Deltona Fire Chief Bush Buscher told the City Commission on Nov. 3 that Deltona's five fire stations are operating under growing strain and recommended rebuilding and relocating facilities and adding stations to improve response times and reduce unit overload.
Buscher said the department ran 11,950 calls in 2024, up from 8,311 in 2010, and recorded 19,518 apparatus responses in 2024. "We're typically doing [first-due travel time] in about 7 minutes and 24 seconds," he told the commission, compared with the NFPA/ISO target of roughly four minutes for first-due travel time.
Why it matters: longer travel and dispatch times can delay care on medical and fire emergencies. Buscher noted the county's dispatch processing averaged 3 minutes, 3 seconds in 2024, which adds to total response time and is outside the fire department's direct control. A public commenter warned that "people will start going brain dead after 4 minutes," a remark the commission acknowledged during public comment.
The presentation and analysis
Buscher reviewed the condition and role of the city's stations: Station 61 (built 1974) is structurally older and at capacity; Station 62 (2005) sits back in a neighborhood and may be poorly sited for main-road response; Station 63 (1978) and Station 64 (a 1996 metal building) are outdated and near capacity; and Station 65 (2012) is the most modern but houses substantial specialized equipment with limited personnel. Buscher said some stations are maxed out on staffing and equipment and that a data-driven realignment could reduce overlap and improve coverage.
Buscher presented two independent analyses: a historical-criteria analysis run through the department's Dark Horse software (which maps how often NFPA/ISO criteria were met) and a GIS drive-time/AVL analysis prepared by Nicole Robles in the city's GIS office. "Red is bad," Buscher said of areas shown in both products where coverage does not meet performance benchmarks. He said both analyses identified similar geographic gaps.
Consultants and benchmarks
Buscher cited a past Fitch & Associates evaluation and city data showing that achieving a four-minute travel time across the city more than 90% of the time would require roughly 21 stations, while a more modest 6'7-minute aim would require about eight to 11 stations; Deltona currently has five. He described utilization benchmarks (a commonly referenced target of about 30% unit utilization) and said Medic 61 is above that target, Medic 63 is approaching it and Medic 64 is near 20% year-to-date, indicating staffing and unit strain.
Options presented
Buscher recommended several near- and longer-term options: rebuild Station 64 on adjacent property if available; relocate or split Station 62 into two sites (referred to in the presentation as 62A and 62B) to reduce long travel distances from the current Diamond Street location; and add a new station in northeastern Deltona (Commission District 1), which currently has long travel times and growing housing. He said a realistic, data-driven plan could move the city from five to seven stations as an initial step.
Staffing, equipment and county transport approval
Commissioners repeatedly emphasized that new buildings alone will not reduce response times without additional personnel and apparatus. Commissioner Novick said, "That is completely unacceptable," when citing the 3:03 dispatch processing time, and urged the city to prioritize manpower and transport units.

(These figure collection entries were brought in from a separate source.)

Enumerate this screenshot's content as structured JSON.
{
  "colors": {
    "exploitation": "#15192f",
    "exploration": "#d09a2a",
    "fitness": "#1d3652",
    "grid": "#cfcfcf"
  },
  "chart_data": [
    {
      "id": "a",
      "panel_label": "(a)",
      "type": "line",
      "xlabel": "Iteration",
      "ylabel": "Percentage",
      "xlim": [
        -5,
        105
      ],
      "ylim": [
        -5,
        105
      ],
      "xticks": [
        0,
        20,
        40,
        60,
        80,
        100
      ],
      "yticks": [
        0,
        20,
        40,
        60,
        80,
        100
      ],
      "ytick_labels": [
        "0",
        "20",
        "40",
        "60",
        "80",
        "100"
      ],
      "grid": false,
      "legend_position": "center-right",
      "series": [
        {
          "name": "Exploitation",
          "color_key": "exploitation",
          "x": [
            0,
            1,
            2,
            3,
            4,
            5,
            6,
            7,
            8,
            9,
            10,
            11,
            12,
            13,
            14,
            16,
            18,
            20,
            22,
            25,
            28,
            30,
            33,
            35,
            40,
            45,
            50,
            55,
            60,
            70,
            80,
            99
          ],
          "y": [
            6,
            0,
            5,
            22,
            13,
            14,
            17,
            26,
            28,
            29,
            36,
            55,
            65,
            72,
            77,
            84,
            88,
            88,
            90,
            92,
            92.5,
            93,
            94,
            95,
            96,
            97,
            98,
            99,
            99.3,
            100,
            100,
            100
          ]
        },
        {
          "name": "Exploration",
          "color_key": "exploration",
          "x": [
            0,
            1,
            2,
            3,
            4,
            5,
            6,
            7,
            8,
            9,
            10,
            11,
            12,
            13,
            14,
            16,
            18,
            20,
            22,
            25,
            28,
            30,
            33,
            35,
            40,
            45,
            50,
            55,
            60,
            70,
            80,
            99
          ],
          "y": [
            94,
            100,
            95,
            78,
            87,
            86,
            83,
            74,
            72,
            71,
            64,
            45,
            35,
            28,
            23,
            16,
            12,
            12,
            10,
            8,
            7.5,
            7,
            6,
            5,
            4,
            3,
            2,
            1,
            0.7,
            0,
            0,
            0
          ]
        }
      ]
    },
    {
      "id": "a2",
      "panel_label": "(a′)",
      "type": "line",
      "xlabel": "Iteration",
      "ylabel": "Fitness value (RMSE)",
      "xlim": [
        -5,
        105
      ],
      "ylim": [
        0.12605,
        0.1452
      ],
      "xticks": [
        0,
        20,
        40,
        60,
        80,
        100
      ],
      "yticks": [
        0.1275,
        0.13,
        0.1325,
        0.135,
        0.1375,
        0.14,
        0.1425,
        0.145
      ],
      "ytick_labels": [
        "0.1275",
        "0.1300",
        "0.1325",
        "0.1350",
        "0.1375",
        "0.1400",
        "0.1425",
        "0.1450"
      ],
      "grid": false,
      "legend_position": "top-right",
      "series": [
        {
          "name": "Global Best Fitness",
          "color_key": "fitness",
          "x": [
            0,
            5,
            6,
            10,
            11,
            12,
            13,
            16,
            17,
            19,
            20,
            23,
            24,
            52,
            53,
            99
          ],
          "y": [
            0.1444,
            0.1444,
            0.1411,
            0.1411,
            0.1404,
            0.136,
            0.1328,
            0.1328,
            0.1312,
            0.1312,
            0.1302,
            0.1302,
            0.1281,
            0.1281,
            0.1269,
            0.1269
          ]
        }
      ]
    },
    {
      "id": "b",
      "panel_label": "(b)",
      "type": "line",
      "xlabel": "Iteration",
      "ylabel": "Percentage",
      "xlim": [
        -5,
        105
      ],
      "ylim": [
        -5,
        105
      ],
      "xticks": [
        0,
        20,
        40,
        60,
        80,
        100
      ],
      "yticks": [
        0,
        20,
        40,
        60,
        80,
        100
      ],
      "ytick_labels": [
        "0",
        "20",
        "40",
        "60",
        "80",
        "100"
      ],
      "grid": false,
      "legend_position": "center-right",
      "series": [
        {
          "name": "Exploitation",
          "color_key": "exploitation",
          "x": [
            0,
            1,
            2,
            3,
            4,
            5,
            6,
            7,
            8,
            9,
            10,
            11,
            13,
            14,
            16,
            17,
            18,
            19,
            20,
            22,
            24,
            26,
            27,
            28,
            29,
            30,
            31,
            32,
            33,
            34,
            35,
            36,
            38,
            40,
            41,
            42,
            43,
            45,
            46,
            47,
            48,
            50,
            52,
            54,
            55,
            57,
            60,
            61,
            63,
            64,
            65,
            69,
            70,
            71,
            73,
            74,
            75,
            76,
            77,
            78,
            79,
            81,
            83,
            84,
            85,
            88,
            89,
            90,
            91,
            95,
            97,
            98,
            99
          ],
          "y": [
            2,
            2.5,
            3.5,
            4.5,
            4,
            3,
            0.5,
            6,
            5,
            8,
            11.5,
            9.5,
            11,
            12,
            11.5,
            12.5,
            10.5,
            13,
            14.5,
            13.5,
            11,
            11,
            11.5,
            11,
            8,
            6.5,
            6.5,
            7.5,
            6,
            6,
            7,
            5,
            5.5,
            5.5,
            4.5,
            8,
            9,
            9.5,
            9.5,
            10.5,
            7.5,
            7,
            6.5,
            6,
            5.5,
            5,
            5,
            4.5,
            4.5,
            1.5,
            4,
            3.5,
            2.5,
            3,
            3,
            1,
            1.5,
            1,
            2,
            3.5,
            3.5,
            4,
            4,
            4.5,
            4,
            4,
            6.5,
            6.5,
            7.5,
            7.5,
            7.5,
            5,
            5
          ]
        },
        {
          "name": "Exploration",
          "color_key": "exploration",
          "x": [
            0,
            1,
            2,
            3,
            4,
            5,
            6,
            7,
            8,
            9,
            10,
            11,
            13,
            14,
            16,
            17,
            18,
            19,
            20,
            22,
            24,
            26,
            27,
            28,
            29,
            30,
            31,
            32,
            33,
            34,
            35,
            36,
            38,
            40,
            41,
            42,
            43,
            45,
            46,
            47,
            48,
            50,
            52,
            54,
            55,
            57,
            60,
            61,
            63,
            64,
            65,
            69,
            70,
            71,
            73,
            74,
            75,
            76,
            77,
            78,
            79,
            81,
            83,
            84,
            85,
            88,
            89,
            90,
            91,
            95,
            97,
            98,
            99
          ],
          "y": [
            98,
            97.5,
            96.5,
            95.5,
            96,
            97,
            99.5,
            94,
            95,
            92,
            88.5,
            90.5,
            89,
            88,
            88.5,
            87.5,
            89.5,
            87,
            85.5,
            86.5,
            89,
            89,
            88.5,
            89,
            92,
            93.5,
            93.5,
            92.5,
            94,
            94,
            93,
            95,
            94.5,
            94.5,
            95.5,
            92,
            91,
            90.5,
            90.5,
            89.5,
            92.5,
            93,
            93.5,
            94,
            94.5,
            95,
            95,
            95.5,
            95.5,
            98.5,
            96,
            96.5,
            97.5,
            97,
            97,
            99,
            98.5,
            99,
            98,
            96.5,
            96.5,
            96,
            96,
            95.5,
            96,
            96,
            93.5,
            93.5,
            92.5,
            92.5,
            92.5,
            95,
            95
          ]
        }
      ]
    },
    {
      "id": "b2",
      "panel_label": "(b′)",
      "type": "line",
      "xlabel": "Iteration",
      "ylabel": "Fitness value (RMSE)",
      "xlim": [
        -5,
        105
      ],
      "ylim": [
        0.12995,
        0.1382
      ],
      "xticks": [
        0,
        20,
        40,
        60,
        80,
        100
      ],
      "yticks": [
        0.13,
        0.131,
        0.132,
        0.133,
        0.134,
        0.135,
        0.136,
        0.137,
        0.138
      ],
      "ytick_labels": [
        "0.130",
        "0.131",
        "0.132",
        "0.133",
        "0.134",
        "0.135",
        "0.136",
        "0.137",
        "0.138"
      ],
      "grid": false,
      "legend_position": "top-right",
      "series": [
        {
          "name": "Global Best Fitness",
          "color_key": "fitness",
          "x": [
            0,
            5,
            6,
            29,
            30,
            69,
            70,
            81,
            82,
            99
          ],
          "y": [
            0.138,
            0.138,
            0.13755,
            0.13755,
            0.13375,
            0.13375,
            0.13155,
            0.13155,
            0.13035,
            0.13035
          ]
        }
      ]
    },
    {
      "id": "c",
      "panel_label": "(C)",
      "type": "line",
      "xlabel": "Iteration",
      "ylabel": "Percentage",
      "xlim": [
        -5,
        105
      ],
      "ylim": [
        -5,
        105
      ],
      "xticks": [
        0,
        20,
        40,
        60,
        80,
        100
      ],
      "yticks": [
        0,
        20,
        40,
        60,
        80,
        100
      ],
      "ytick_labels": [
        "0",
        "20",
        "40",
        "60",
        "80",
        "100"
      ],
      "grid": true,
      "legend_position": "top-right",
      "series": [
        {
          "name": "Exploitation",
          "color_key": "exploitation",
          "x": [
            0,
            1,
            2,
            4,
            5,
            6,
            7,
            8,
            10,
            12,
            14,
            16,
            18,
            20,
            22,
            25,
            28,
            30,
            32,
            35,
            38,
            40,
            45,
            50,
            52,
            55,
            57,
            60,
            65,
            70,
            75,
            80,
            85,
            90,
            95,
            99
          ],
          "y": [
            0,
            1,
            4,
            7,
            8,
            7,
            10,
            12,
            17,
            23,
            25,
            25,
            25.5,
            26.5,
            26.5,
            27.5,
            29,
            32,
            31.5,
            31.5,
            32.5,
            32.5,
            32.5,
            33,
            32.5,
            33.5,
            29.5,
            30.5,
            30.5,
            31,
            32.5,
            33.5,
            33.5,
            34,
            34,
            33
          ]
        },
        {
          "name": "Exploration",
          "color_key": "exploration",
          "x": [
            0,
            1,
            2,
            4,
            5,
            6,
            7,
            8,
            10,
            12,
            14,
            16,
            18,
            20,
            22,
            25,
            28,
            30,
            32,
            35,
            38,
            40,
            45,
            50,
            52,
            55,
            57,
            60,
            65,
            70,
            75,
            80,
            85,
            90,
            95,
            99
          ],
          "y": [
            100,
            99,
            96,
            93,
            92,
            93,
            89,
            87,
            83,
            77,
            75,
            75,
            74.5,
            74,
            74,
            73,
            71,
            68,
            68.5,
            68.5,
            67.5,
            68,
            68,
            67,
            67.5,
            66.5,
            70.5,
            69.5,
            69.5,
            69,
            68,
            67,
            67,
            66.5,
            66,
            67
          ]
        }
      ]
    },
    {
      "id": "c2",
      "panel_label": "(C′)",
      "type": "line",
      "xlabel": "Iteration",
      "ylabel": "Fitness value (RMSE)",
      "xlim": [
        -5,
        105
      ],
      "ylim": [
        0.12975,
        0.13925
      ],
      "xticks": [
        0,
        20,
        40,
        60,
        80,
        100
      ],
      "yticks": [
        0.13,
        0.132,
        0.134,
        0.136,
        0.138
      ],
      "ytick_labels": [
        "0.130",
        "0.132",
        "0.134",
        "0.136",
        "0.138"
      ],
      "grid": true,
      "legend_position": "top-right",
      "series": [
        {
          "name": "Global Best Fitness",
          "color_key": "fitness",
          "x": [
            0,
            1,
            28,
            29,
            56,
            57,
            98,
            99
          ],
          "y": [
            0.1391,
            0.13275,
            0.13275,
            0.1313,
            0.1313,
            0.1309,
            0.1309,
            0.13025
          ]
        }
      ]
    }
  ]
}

Novick also recommended placing more personnel on a new squad and noted lead times for apparatus (commissioners said modern engines can take roughly 1.5'2 years to build).
Chief Buscher and the city manager told commissioners the county controls approval for locally owned transport units to operate as transports; Deltona's request for a fourth transport had been denied by the county. The city manager said staff would convene county and city stakeholders to address that denial and determine next steps.
Funding, grants and next steps
Vice Mayor Harriot noted the city had applied for a SAFER grant and urged using a standardized station design created by an architect so the city can evaluate multiple properties consistently. Commissioners also discussed potential property options raised by the presentation (including general reference areas near Providence, Normandy and a commercial plaza by a Walgreens) and cautioned staff not to prematurely publicize specific acquisition targets so as not to affect negotiations.
What was not decided
No formal votes or binding commitments were taken at the meeting. Commissioners directed staff to continue planning, to pursue clarity with the county on transport approvals, and to incorporate GIS layers and consultant data into future budget and site-selection work. Buscher and staff will return with further information for commission consideration.
Ending
City officials said they will proceed with follow-up work on transport approvals, station design procurement and grant opportunities; commissioners signaled broad support for pursuing a mix of renovations, targeted rebuilding (Station 64), and new or relocated stations to address identified coverage gaps.